A rise in long-term bond yields in recent weeks whacked share markets down globally.
But yield-sensitive stocks like real estate investment trusts (REITs) were especially pummelled.
The S&P/ASX 200 A-REIT Index (ASX: XPJ), to demonstrate, is down nearly 7% since 29 December.
But individual stocks within the REIT sector were not treated the same, according to Pengana Capital fund manager Amy Pham.
“Consistent with market trends, the steepening yield curve favoured ‘value’ stocks such as Scentre Group (ASX: SCG) and Vicinity Centres (ASX: VCX) over ‘growth’ stocks such as Goodman Group (ASX: GMG) and Charter Hall Group (ASX: CHC), despite the divergence in fundamentals witnessed over the reporting season.”
The reporting season for REITs was a real “mixed bag”, she said.
“The majority of REITs provided earnings guidance, with the exceptions being the large retail REITs such as Vicinity, Scentre, and Unibail-Rodamco-Westfield (ASX: URW).
“A number of REITs provided upgraded financial year 2021 earnings guidance, including GMG raising its FY21 year-on-year guidance by 3% and CHC increasing its FY21 guidance by 4%.”
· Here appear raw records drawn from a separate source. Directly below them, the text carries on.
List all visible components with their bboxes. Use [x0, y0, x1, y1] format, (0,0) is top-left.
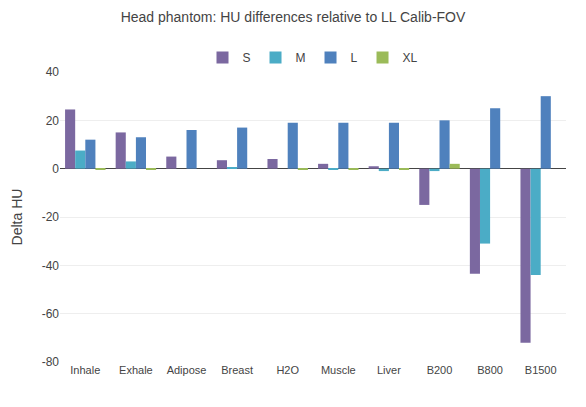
svg-text:Adipose: Adipose — [167, 364, 207, 376]
svg-text:Liver: Liver — [377, 364, 401, 376]
svg-text:Breast: Breast — [221, 364, 253, 376]
svg-text:-20: -20 — [42, 210, 60, 224]
svg-text:0: 0 — [52, 162, 59, 176]
svg-text:40: 40 — [46, 65, 60, 79]
svg-text:Delta HU: Delta HU — [9, 189, 25, 246]
svg-text:Inhale: Inhale — [70, 364, 100, 376]
svg-text:B800: B800 — [477, 364, 503, 376]
svg-text:-80: -80 — [42, 355, 60, 369]
svg-text:B1500: B1500 — [525, 364, 557, 376]
svg-text:XL: XL — [403, 51, 418, 65]
svg-text:S: S — [243, 51, 251, 65]
svg-text:B200: B200 — [427, 364, 453, 376]
svg-text:Muscle: Muscle — [321, 364, 356, 376]
svg-text:H2O: H2O — [276, 364, 299, 376]
svg-text:Exhale: Exhale — [119, 364, 153, 376]
svg-text:-40: -40 — [42, 259, 60, 273]
svg-text:20: 20 — [46, 114, 60, 128]
svg-text:-60: -60 — [42, 307, 60, 321]
svg-text:L: L — [351, 51, 358, 65]
svg-text:Head phantom: HU differences r: Head phantom: HU differences relative to… — [121, 9, 466, 25]
svg-text:M: M — [296, 51, 306, 65]
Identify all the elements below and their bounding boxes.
Rotation to value shares have gone overboard
Pham’s team believes the rotation to value shares has gone too far and they’ve now “overshot valuations”.
“Scentre, for example, since rebasing its distribution to 14 cents per share, is now yielding 5% (instead of 8% on FY19 distributions) and is no longer attractive compared to its REIT peers,” Pham said.
“Goodman and Charter Hall, however, which have historically traded at premiums to the market PE, are now trading at discounts.”
Pham urged ASX REITs to now sell off assets to reduce debt.
“This is the time REITs should deleverage their balance sheets to drive earnings growth through acquisitions or developments.”
2 REITs Pham likes, and 2 she doesn’t
Already Pham’s found Goodman and Charter Hall, whose shares are going for cheap, have the strongest balance sheets, with less than 5% gearing.
“They both have strong development pipelines with structural tailwinds driving future demand.”
She cited how Goodman has $8.4 billion of work-in-progress, which is almost double the prior year. Charter Hall has shown its ability to grow funds under management at 30% each year.
“[It] has high recurring fees (no performance fees included in the guidance), a diversified portfolio with a long WALE (weighted average lease expiry) of 9.1 years, and is best placed to grow in the alternatives sector and participate in sale & leaseback transactions.”
Thus Pham’s team is much preferring those two ‘growth’ businesses, as opposed to ‘value’ REITs like Scentre and Vicinity.
“We see continued earnings pressure for large retail REITs — SCG and VCX — with poor operating matrices (significant negative leasing spread of -12 to -15%, sales moving annual turnover of -18%, and low earnings visibility) along with the continued structural shift to online retailing putting pressure on valuations.”